# HELP Needed Re carpets in VW autosleeper trophy



## MRW (Dec 10, 2008)

Hi 
My 1994 VW Autosleeper Trophy is in very good condition except for the carpets .IE the carpets are not worn but are marked it is as if the previous owner had mats ontop of the carpet and where they were looks Ok but the rest is alot darker almost charcoal grey were as the main carpet and up the sides of the furniture is a grey fleck pattern . I have tried cleaning the carpets with various carpet cleaning fluids/ foams all to no avail . I have contacted Autosleeper in the hope of purchasing new carpet but it is no longer available .
As the carpet not only goes under all the furniture but up the sides of the furniture as well I was hopeing to get the origioal pattern and just replace the main floor and cab carpet or even better some how clean / bring the dark bits back to the origional colour 

HELP ANY IDEAS ????
regards 
Mike


----------



## paulmold (Apr 2, 2009)

I have often thought that the carpet in my AS Symphony has been replaced in part but after reading your post I think maybe not. The carpet up the sides and the seat boxes is slightly different in pile and shade to that on the main floor. Maybe thats how they were?


----------



## MRW (Dec 10, 2008)

Hi Paul
the diferance that I am talking about is very obvious the dark areas are very dark ie charkold grey v light grey fleck pattern
I have wondered if a previous owner has had rubber mats oe rubber backed mats and the rubber has somehow come off onto the origional grey fleck carpet.


Mike


----------



## inkey-2008 (May 24, 2008)

Ask in a local carpet shop if they can fit new carpet to the van or DIY. Not difficult if you can remove the carpet for a pattern.

Andy


----------



## Allwightnow (Sep 9, 2009)

Hi Mike,

We have a '94 Trophy too and have exactly the same problem ... with as yet no answer. It is really strange how the change from light greyish blue to dark charcoal has occurred ... as yet we've drawn a blank with trying to clean it ... and are assuming it's some sort of chemical reaction ... who knows , maybe a dodgy batch of carpet in '94?

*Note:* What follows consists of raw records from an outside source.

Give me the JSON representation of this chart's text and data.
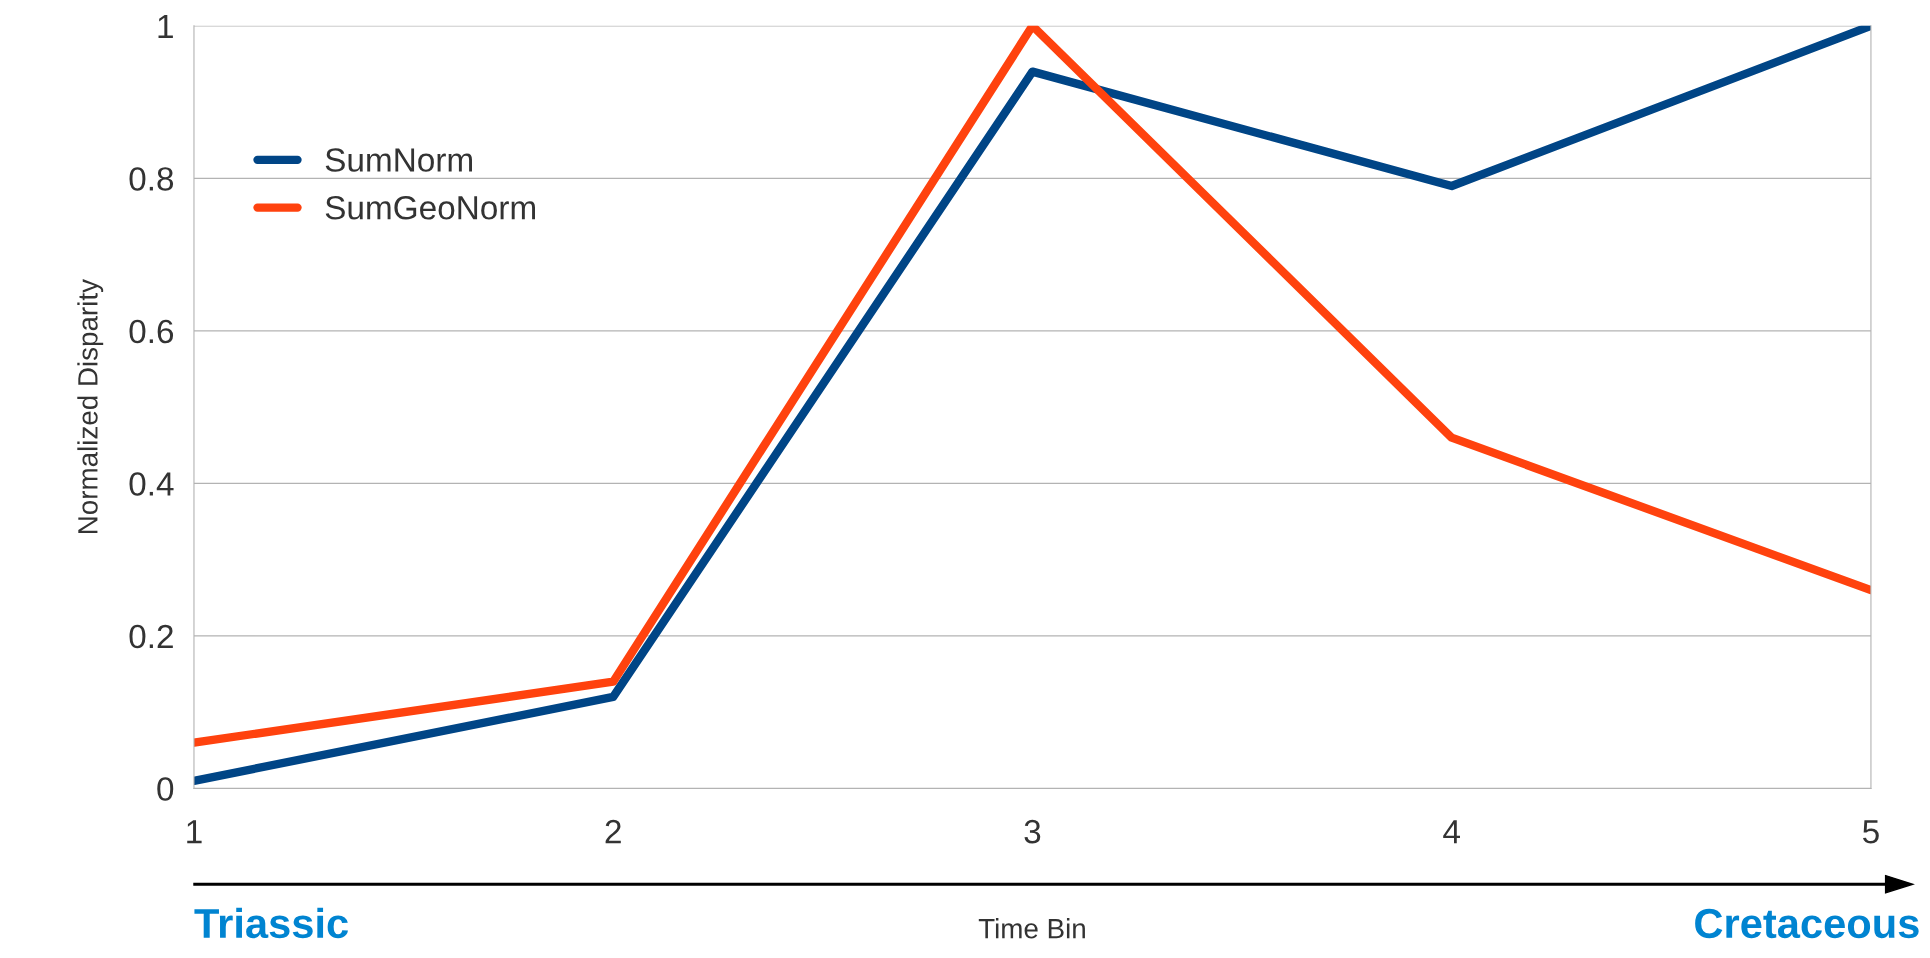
{
  "chart_data": {
    "type": "line",
    "xlabel": "Time Bin",
    "ylabel": "Normalized Disparity",
    "x": [
      1,
      2,
      3,
      4,
      5
    ],
    "series": [
      {
        "name": "SumNorm",
        "color": "#004586",
        "values": [
          0.01,
          0.12,
          0.94,
          0.79,
          1.0
        ]
      },
      {
        "name": "SumGeoNorm",
        "color": "#ff420e",
        "values": [
          0.06,
          0.14,
          1.0,
          0.46,
          0.26
        ]
      }
    ],
    "xlim": [
      1,
      5
    ],
    "xticks": [
      1,
      2,
      3,
      4,
      5
    ],
    "ylim": [
      0,
      1
    ],
    "yticks": [
      0,
      0.2,
      0.4,
      0.6,
      0.8,
      1
    ],
    "grid": "y",
    "legend": "top left",
    "marker": "none",
    "line_style": "solid",
    "annotations": [
      "Triassic",
      "Cretaceous"
    ]
  }
}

I'll watch out for any solutions with interest.

Tony.


----------



## rustydog321 (Dec 22, 2007)

Hi Mike
Google briantherugman.com You will find him very helpfull.
I have just had a set of removeable carpets to fit my m/home made by him and i am well pleased, i am sure he will find you a coulor match.

Mike


----------



## MRW (Dec 10, 2008)

Thanks Mike 
I have emailed Brian the rugman


----------